DFA is used to quantify the fractal property of RR interval time series, being used to detect
possible abnormalities present in a subject, based on α coefficients. For this, short memory
parameters α1, which corresponds to a period of 4 to 11 beats, and long memory α2, which
corresponds to the period from 64 to 1024 beats, were used.

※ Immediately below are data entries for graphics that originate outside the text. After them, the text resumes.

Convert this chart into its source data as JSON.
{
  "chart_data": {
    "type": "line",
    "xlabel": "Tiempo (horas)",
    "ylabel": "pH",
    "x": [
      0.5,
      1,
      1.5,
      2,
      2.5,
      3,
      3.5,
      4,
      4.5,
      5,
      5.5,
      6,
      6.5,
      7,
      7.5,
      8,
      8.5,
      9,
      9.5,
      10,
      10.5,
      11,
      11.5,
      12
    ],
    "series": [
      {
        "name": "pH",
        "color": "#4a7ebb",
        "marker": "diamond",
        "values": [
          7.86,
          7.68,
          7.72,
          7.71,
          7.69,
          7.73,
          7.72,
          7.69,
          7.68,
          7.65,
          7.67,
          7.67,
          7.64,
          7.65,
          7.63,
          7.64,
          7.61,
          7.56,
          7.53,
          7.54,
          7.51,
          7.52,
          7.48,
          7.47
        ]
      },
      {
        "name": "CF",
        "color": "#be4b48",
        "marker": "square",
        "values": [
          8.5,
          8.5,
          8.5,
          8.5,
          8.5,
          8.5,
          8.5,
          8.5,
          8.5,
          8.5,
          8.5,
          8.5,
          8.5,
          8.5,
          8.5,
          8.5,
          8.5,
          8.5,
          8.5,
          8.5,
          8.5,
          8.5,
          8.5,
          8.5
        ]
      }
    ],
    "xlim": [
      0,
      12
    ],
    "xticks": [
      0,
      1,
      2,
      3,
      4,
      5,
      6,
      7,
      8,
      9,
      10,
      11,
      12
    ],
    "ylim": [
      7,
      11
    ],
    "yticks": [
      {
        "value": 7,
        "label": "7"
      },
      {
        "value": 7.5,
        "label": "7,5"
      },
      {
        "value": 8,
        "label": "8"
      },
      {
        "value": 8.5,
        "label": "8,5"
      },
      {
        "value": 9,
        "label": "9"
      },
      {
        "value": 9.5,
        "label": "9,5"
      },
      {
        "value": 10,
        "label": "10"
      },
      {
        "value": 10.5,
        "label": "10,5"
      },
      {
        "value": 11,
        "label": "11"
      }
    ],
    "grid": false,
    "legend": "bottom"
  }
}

The VRA is used to study the time dependence of a series, that is, in the study of
stationarity35. The recurrence graph makes it possible to visualize the behavior of
trajectories in the phase space and, in addition, to show the times in which a state of a
dynamic system is repeated, besides these factors can be confirmed regarding the quantitative
analysis of this, wich presents such indices: Mean, SD, PerRec, PerDet, PerLam, TrapTim,
Ratio.
The evaluation of the symbolic analysis is based on the quantification of the information
carried in a time series, in the transformation of the previously selected iRRs into integers
from zero to six, from which sequences of 3 symbols (symbolic patterns) are constructed. For
this, all possible patterns will be grouped according to the number and type of variations
between the symbols, shown subsequently. The patterns were (1) patterns, without variation
(0V), three identical symbols; (2) patterns with a variation (1V), that is, two subsequent
symbols that are the same and a different one; (3) patterns with two similar variations (2LV)
that is, the three symbols form a ramp; (4) patterns with two different variations (2ULV),
that is, the three symbols form a peak or a valley.